30 views and noone has anything to add? Help a brother out here!


----------



## rogoman (Dec 16, 2004)

It looks like it's time for plugs to be replaced. After removing a coil, examine the boot for any cracks. Boots can be purchased from most auto parts stores. Upon installation, torque the holding bolts to 6.4 NM (57 In-lbs); don't over-torque, it's easy to strip the threads.

Be sure to use the OEM NGK plugs; not some other aftermarket brand.


----------



## talljerry (Mar 24, 2012)

I use NGK Iridium IX Spark Plugs


----------



## chadn (Jan 28, 2010)

The plugs are very easy to change on the x-trail. 
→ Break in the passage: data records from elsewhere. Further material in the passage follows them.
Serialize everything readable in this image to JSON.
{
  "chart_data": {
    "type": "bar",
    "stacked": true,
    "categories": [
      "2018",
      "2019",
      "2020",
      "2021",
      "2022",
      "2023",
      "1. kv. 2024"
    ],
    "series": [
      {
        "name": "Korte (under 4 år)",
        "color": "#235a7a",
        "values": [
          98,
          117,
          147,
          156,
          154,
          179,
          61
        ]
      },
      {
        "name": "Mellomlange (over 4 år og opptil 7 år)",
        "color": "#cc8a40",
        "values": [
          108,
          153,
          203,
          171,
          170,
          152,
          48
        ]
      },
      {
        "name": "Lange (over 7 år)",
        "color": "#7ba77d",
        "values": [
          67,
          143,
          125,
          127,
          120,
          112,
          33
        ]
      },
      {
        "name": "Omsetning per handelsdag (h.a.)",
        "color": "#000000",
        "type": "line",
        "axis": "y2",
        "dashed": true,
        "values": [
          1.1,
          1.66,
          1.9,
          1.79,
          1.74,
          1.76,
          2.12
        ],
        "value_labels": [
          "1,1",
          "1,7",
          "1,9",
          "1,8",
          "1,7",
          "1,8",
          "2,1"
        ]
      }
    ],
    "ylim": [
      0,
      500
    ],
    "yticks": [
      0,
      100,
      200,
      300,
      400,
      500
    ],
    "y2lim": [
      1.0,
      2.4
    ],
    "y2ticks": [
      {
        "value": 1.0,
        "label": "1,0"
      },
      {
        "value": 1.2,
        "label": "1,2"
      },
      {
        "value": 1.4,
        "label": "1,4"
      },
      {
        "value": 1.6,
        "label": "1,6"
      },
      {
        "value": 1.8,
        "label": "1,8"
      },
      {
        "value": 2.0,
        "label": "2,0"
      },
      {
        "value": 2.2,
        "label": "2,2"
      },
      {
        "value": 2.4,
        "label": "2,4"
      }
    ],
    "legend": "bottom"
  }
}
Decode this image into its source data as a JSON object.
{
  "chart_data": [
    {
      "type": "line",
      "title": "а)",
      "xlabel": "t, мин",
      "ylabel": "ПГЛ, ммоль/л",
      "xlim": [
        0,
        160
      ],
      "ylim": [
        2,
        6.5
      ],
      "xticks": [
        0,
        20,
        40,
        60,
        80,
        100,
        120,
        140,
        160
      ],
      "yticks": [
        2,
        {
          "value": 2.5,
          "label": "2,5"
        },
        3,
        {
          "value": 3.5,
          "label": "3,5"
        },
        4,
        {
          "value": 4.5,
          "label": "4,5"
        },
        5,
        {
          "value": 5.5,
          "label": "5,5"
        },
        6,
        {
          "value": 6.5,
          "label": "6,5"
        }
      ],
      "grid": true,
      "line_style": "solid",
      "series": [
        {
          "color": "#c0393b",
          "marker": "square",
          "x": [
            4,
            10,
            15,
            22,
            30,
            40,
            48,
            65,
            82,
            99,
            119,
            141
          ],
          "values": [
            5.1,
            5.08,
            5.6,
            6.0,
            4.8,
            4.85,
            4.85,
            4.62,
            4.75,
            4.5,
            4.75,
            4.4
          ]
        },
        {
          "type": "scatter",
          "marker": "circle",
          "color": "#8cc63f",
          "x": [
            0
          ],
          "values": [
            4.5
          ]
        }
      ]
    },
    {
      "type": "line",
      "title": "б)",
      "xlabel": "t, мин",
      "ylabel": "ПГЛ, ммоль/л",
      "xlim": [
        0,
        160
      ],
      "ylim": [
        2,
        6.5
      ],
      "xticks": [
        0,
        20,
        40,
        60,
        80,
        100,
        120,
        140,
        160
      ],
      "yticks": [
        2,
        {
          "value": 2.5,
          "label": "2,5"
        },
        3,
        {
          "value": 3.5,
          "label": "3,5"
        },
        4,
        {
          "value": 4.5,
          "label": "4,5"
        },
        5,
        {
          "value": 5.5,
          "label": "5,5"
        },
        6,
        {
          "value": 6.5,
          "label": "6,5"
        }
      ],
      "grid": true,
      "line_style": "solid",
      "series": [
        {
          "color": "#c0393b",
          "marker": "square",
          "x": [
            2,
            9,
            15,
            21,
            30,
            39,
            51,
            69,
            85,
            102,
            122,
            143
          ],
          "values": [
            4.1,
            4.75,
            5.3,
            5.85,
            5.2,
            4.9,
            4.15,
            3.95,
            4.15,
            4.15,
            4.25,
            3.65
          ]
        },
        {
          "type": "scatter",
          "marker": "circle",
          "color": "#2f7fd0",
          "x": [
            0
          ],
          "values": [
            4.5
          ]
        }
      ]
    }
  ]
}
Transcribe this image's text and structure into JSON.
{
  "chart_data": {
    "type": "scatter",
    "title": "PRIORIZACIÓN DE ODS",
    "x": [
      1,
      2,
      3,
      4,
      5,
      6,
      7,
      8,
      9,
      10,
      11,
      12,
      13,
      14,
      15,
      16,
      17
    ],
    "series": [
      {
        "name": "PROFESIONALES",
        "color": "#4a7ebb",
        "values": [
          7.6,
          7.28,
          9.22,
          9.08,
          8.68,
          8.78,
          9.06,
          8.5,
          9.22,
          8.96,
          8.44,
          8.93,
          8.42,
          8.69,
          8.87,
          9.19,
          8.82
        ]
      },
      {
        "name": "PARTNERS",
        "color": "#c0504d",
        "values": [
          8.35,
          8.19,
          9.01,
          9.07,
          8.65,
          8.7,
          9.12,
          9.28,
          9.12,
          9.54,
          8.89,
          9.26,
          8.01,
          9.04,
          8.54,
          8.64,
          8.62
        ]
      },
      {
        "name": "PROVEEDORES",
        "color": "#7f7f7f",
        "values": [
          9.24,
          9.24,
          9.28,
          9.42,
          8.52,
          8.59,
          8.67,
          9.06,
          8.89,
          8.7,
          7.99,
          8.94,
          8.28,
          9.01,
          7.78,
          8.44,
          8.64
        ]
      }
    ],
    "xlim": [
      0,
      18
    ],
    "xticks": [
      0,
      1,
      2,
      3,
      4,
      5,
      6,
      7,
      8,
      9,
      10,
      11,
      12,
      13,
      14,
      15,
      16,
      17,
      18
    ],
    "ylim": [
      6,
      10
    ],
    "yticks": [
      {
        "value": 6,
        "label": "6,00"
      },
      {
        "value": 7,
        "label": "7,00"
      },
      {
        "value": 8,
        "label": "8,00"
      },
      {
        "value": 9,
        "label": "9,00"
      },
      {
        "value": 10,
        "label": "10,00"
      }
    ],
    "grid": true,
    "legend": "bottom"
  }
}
I would go with the stock laser platinum NGK plugs. They are rated for for 100,000 miles (160,000 km) compared to the iridium IX plugs being rated for 50,000 miles (80,000 km). 

http://www.ngksparkplugs.com/pdf/DYK_LaserIridium_vs_Iridium%20IX.pdf


----------



## xtrailofthedead (Feb 26, 2009)

Thanks for all the input team. I appreciate that. I have replaced the plugs and boots which were looking pretty worn and all is well! Ive been in a very wet and rainy Vancouver for a week and no problems as yet.


----------



## quadraria10 (Jul 6, 2010)

Thanks for this. We have had lots of rain this week and it seemed my idle was a little rougher than usual. I replaced the plugs last fall but not the coil boots. So I have ordered four NGK ones and will replace them when they arrive, as one of mine has changed colour and is now a bit brown. I am wondering if I might not have tightened one of the plugs sufficiently. I didn't use a torque wrench to install them, but I think I will remove the one and check it and then torque it back it at 20 ft lbs. NGK specs are 18 to 21 for that.

Will report back in a week or so when I have the coil boots.


----------



## quadraria10 (Jul 6, 2010)

In case anyone is wondering what I am referring to here is a good video. Mine is not so bad that I have a fault code, but seeing they are 10 years old and one is showing signs of going bad I will replace them all






Here is what I ordered

More Information for NGK 58924


----------



## quadraria10 (Jul 6, 2010)

Well did a little more research into why one of my boots was browning, and it seems this was caused one by one of my plugs being not quite tight enough. Snugged it up and engine was running fine. Got the NGK boots this week with my rear brake parts, and installed them. Can't really say its made any difference, and frankly other than the one with some discoloration of the exterior rubber the originals were all fine, as were the wires within and what I guess is a ceramic resistor. 
Seems the originals are Denso's and they have a white ceramic bit that is a bit longer than the black one that comes with the NGKs. But the NGKs work fine and the engine is running well. I did not bother using any dialectic grease with them.
The pic of the wire that comes with them on RockAuto is not quite correct. The NGKs have a black resistor like these
More Information for ACDELCO 16023

The ones I removed were identical to these for an Altima from Denso--that for some reason RockAuto does not show as being for the x trail, even though the NGK for both is the same part number

More Information for DENSO 6714288

Note for anyone installing them the resistor is inserted into the upper position, the reverse of the way its shown in both pics. The loose spring part should be downwards towards the plug. The tight spring with the resistor goes top end where you push it into the coil. I am sure you will figure it out lol.


----------